後は、犯罪行為を働けばメアリーと離縁させる条項を足しておくとか。メアリーがニコラスの給料で買えないものをねだった時、バレなければ良いと詐欺などに手を出す可能性もないわけではないですから。強制労働でもメアリーが一緒ならニコラスは幸せでしょうから、メアリーと離れる事を罰にした方がまだ抑止力になるでしょう」
父母やメアリーが、ようやくとんでもないハズレに引っかかったと気付いて青ざめる一方、ニコラスはマイルズを睨みつけていた。ニコラスの両親はなるべく隠蔽したにも関わらず噂が流れ、息子の異常性を理解されている事に何とも複雑な表情をしていた。
「証拠もない噂や架空の話で私を貶めて将来の義父母の心証を悪くした上、必要のない条項など増やすのか?どれほど失礼な事をしているのか分かっているのか?」
ニコラスが怒ったところで、マイルズには痛くも痒くもない。
「事実かどうかはそちらの当主に聞けば分かるし、契約については両家の当主が決める事だ。それに、普通の人なら自分の疑いを晴らすのにこれぐらい簡単に同意出来ると思うが?」
ウォーディントン伯爵が溜息をついた。
「…マイルズ殿が仰った噂は本当です。ニコラス、私は既にお前が迷惑をかけて縁戚となるかもしれぬ方々に隠すつもりはないし、マイルズ殿のご提案は全て呑むつもりだ。

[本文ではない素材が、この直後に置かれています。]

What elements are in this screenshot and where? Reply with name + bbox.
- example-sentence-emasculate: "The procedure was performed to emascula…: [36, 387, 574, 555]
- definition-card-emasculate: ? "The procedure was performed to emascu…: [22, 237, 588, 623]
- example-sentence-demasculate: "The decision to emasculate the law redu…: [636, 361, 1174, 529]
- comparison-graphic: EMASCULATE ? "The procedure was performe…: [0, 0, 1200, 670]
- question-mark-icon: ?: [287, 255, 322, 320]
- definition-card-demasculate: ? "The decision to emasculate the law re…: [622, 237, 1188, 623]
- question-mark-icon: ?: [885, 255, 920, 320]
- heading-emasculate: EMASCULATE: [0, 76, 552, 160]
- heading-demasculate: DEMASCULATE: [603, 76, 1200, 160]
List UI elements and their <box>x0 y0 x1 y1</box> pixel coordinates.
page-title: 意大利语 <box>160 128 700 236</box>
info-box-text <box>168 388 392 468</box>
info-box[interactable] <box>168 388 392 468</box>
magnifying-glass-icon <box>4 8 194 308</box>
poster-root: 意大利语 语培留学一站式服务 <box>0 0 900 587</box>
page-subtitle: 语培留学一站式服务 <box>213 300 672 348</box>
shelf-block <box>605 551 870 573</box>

婚約しない場合は、生涯お前を領地から出さない。メアリー嬢の悪評をいくらでも流すだろうからな」
マイルズはメアリーを見つめた。
「だが、メアリーもニコラスに言われて周囲の友人にニコラスとの仲を仄めかした後だろう?…恐らくニコラスも散々話して見せつけているはずだ。メアリーに次の縁談は難しいと思うよ」
マイルズは言いたい事を言い終えたので、後は当主が決める事と早々に立ち去った。
結局、慰謝料と家同士の繋がり、メアリーの今後を天秤にかけた結果、ニコラスとメアリーは婚約する事になったようだった。ニコラスの言われるがままにする程度にはメアリーも短期的な考えしか出来ない事が分かったので、二人まとめて領地に引きこもらせた方が両家にとって最善だという判断もあったらしい。

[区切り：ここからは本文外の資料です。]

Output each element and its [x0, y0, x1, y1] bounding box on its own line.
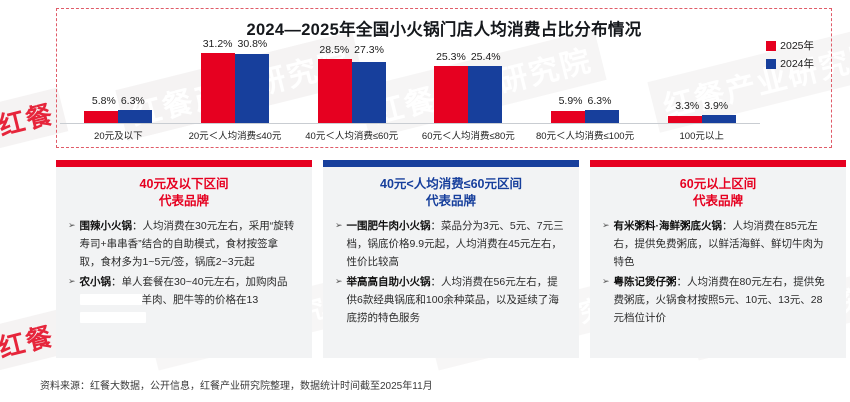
brand-card: 40元及以下区间代表品牌➢围辣小火锅：人均消费在30元左右，采用“旋转寿司+串串… — [56, 160, 312, 358]
chart-axis-line — [60, 123, 760, 124]
legend-swatch-2024 — [766, 59, 776, 69]
bullet-text: 举高高自助小火锅：人均消费在56元左右，提供6款经典锅底和100余种菜品，以及延… — [347, 273, 565, 327]
card-title: 40元及以下区间代表品牌 — [56, 167, 312, 217]
card-accent-bar — [56, 160, 312, 167]
bar-value-labels: 28.5%27.3% — [293, 44, 410, 56]
brand-name: 农小锅 — [80, 276, 112, 288]
bar-value-label: 6.3% — [588, 95, 612, 107]
chart-plot-area: 5.8%6.3%31.2%30.8%28.5%27.3%25.3%25.4%5.… — [60, 44, 760, 124]
redacted-block — [80, 294, 142, 305]
bar-2025年[interactable] — [201, 53, 235, 124]
bar-group: 28.5%27.3% — [293, 44, 410, 124]
legend-label-2024: 2024年 — [780, 56, 814, 71]
bar-value-label: 3.3% — [675, 100, 699, 112]
bar-value-labels: 5.8%6.3% — [60, 95, 177, 107]
bar-2025年[interactable] — [551, 111, 585, 124]
source-note: 资料来源：红餐大数据，公开信息，红餐产业研究院整理，数据统计时间截至2025年1… — [40, 377, 433, 392]
card-bullet: ➢举高高自助小火锅：人均消费在56元左右，提供6款经典锅底和100余种菜品，以及… — [335, 273, 565, 327]
bar-group: 5.8%6.3% — [60, 44, 177, 124]
legend-swatch-2025 — [766, 41, 776, 51]
card-bullet: ➢一围肥牛肉小火锅：菜品分为3元、5元、7元三档，锅底价格9.9元起，人均消费在… — [335, 217, 565, 271]
brand-name: 举高高自助小火锅 — [347, 276, 431, 288]
bullet-arrow-icon: ➢ — [602, 273, 610, 327]
bar-group: 5.9%6.3% — [527, 44, 644, 124]
bar-2024年[interactable] — [468, 66, 502, 124]
brand-name: 围辣小火锅 — [80, 220, 133, 232]
legend-label-2025: 2025年 — [780, 38, 814, 53]
card-title-line2: 代表品牌 — [329, 193, 573, 210]
legend-item-2024: 2024年 — [766, 56, 814, 71]
bar-value-label: 28.5% — [319, 44, 349, 56]
brand-name: 有米粥料·海鲜粥底火锅 — [614, 220, 723, 232]
x-axis-label: 80元＜人均消费≤100元 — [527, 128, 644, 142]
bar-2024年[interactable] — [352, 62, 386, 124]
card-body: ➢有米粥料·海鲜粥底火锅：人均消费在85元左右，提供免费粥底，以鲜活海鲜、鲜切牛… — [590, 217, 846, 327]
redacted-block — [80, 312, 146, 323]
bar-pair — [84, 110, 152, 124]
brand-card: 40元<人均消费≤60元区间代表品牌➢一围肥牛肉小火锅：菜品分为3元、5元、7元… — [323, 160, 579, 358]
x-axis-label: 20元＜人均消费≤40元 — [177, 128, 294, 142]
card-bullet: ➢围辣小火锅：人均消费在30元左右，采用“旋转寿司+串串香”结合的自助模式，食材… — [68, 217, 298, 271]
bar-group: 31.2%30.8% — [177, 44, 294, 124]
bar-group: 25.3%25.4% — [410, 44, 527, 124]
card-body: ➢围辣小火锅：人均消费在30元左右，采用“旋转寿司+串串香”结合的自助模式，食材… — [56, 217, 312, 327]
card-title-line2: 代表品牌 — [596, 193, 840, 210]
bullet-text: 粤陈记煲仔粥：人均消费在80元左右，提供免费粥底，火锅食材按照5元、10元、13… — [614, 273, 832, 327]
bar-2025年[interactable] — [84, 111, 118, 124]
brand-cards: 40元及以下区间代表品牌➢围辣小火锅：人均消费在30元左右，采用“旋转寿司+串串… — [56, 160, 846, 358]
bullet-arrow-icon: ➢ — [68, 217, 76, 271]
card-bullet: ➢有米粥料·海鲜粥底火锅：人均消费在85元左右，提供免费粥底，以鲜活海鲜、鲜切牛… — [602, 217, 832, 271]
brand-name: 粤陈记煲仔粥 — [614, 276, 677, 288]
bar-2025年[interactable] — [434, 66, 468, 124]
bar-value-label: 5.8% — [92, 95, 116, 107]
chart-x-axis-labels: 20元及以下20元＜人均消费≤40元40元＜人均消费≤60元60元＜人均消费≤8… — [60, 128, 760, 142]
card-title-line1: 40元<人均消费≤60元区间 — [329, 176, 573, 193]
brand-card: 60元以上区间代表品牌➢有米粥料·海鲜粥底火锅：人均消费在85元左右，提供免费粥… — [590, 160, 846, 358]
bar-group: 3.3%3.9% — [643, 44, 760, 124]
bar-value-label: 25.3% — [436, 51, 466, 63]
legend-item-2025: 2025年 — [766, 38, 814, 53]
card-title: 40元<人均消费≤60元区间代表品牌 — [323, 167, 579, 217]
bar-2024年[interactable] — [118, 110, 152, 124]
card-title-line1: 60元以上区间 — [596, 176, 840, 193]
bar-groups: 5.8%6.3%31.2%30.8%28.5%27.3%25.3%25.4%5.… — [60, 44, 760, 124]
card-accent-bar — [590, 160, 846, 167]
x-axis-label: 40元＜人均消费≤60元 — [293, 128, 410, 142]
bar-2024年[interactable] — [585, 110, 619, 124]
card-title: 60元以上区间代表品牌 — [590, 167, 846, 217]
card-title-line1: 40元及以下区间 — [62, 176, 306, 193]
bullet-arrow-icon: ➢ — [335, 273, 343, 327]
chart-legend: 2025年 2024年 — [766, 38, 814, 74]
bar-value-label: 27.3% — [354, 44, 384, 56]
bar-value-labels: 5.9%6.3% — [527, 95, 644, 107]
brand-description: ：单人套餐在30~40元左右，加购肉品 — [111, 276, 288, 288]
bullet-text: 围辣小火锅：人均消费在30元左右，采用“旋转寿司+串串香”结合的自助模式，食材按… — [80, 217, 298, 271]
bullet-text: 农小锅：单人套餐在30~40元左右，加购肉品羊肉、肥牛等的价格在13 — [80, 273, 298, 327]
x-axis-label: 100元以上 — [643, 128, 760, 142]
bar-pair — [551, 110, 619, 124]
bar-value-label: 5.9% — [559, 95, 583, 107]
bullet-text: 有米粥料·海鲜粥底火锅：人均消费在85元左右，提供免费粥底，以鲜活海鲜、鲜切牛肉… — [614, 217, 832, 271]
bullet-arrow-icon: ➢ — [68, 273, 76, 327]
x-axis-label: 20元及以下 — [60, 128, 177, 142]
bar-value-label: 25.4% — [471, 51, 501, 63]
bullet-arrow-icon: ➢ — [602, 217, 610, 271]
bar-pair — [201, 53, 269, 124]
card-body: ➢一围肥牛肉小火锅：菜品分为3元、5元、7元三档，锅底价格9.9元起，人均消费在… — [323, 217, 579, 327]
bar-2025年[interactable] — [318, 59, 352, 124]
brand-description-cont: 羊肉、肥牛等的价格在13 — [142, 294, 259, 306]
card-accent-bar — [323, 160, 579, 167]
bar-value-labels: 3.3%3.9% — [643, 100, 760, 112]
card-title-line2: 代表品牌 — [62, 193, 306, 210]
bar-value-label: 3.9% — [704, 100, 728, 112]
bullet-arrow-icon: ➢ — [335, 217, 343, 271]
bar-pair — [318, 59, 386, 124]
x-axis-label: 60元＜人均消费≤80元 — [410, 128, 527, 142]
bar-value-labels: 25.3%25.4% — [410, 51, 527, 63]
card-bullet: ➢粤陈记煲仔粥：人均消费在80元左右，提供免费粥底，火锅食材按照5元、10元、1… — [602, 273, 832, 327]
card-bullet: ➢农小锅：单人套餐在30~40元左右，加购肉品羊肉、肥牛等的价格在13 — [68, 273, 298, 327]
bar-pair — [434, 66, 502, 124]
bullet-text: 一围肥牛肉小火锅：菜品分为3元、5元、7元三档，锅底价格9.9元起，人均消费在4… — [347, 217, 565, 271]
bar-2024年[interactable] — [235, 54, 269, 124]
bar-value-label: 6.3% — [121, 95, 145, 107]
brand-name: 一围肥牛肉小火锅 — [347, 220, 431, 232]
chart-title: 2024—2025年全国小火锅门店人均消费占比分布情况 — [56, 16, 832, 40]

ニコラスは卒業すれば領地で過ごし、メアリーの卒業までは、シーズンオフのみ王都でメアリーに会える。メアリーが妊娠した場合、1年休学するが王都で義父母と乳母と子育てしながら卒業する。出産後卒業までニコラスはメアリーと会えず、子どものみ会えるとした。
家族からは、何故ニコラスを紹介したと詰られた。マイルズが会わせないように努力して、やめた方がいいと忠告した事は忘れ去られたらしかった。
メアリーがハリエットとの友情を諦めきれない様子だった事は気になっていたが、婚約のお披露目で、昼食会は終わりだと念を押した。そもそも友情などハリエットからすれば既に終わっているだろう。
ニコラスに、どうしてもメアリーの事で聞きたい事があると呼び出されたのは四人で食べていたあのテラスで、嫌な予感がしたと思ったら、やはりメアリーとハリエットが来たのだった。
思わずニコラスを睨んだが、ニコラスはどこ吹く風だった。
「だって君とハリエット嬢がくっつけば、メアリーとハリエット嬢は親戚として付き合い続けられるじゃないか」
相変わらず自分勝手で周囲の事など微塵も考えていない。この二人は領地でも幽閉しておかねば何かやらかしてマイルズは巻き込まれるのではないか。暗い未来が予想されて辟易とした。
ニコラスは、何故か妹の為にマイルズが協力すると信じているのか、メアリーとの話に夢中だった。
その間に二人の計画を伝えた紙を渡すと、ハリエットは混乱していたようだったが、こちらを見た瞬間、被害者が自分だけではないと気付いたらしかった。共感だとしても、彼女が苦笑でも笑いかけてくれた事は嬉しかった。
自分ごと拒否されて、ハリエットはもうメアリーとニコラスからは更に距離を取るだろうと安心した。マイルズは、彼女に幸せを運んでくれる人が見つかるようにと祈った。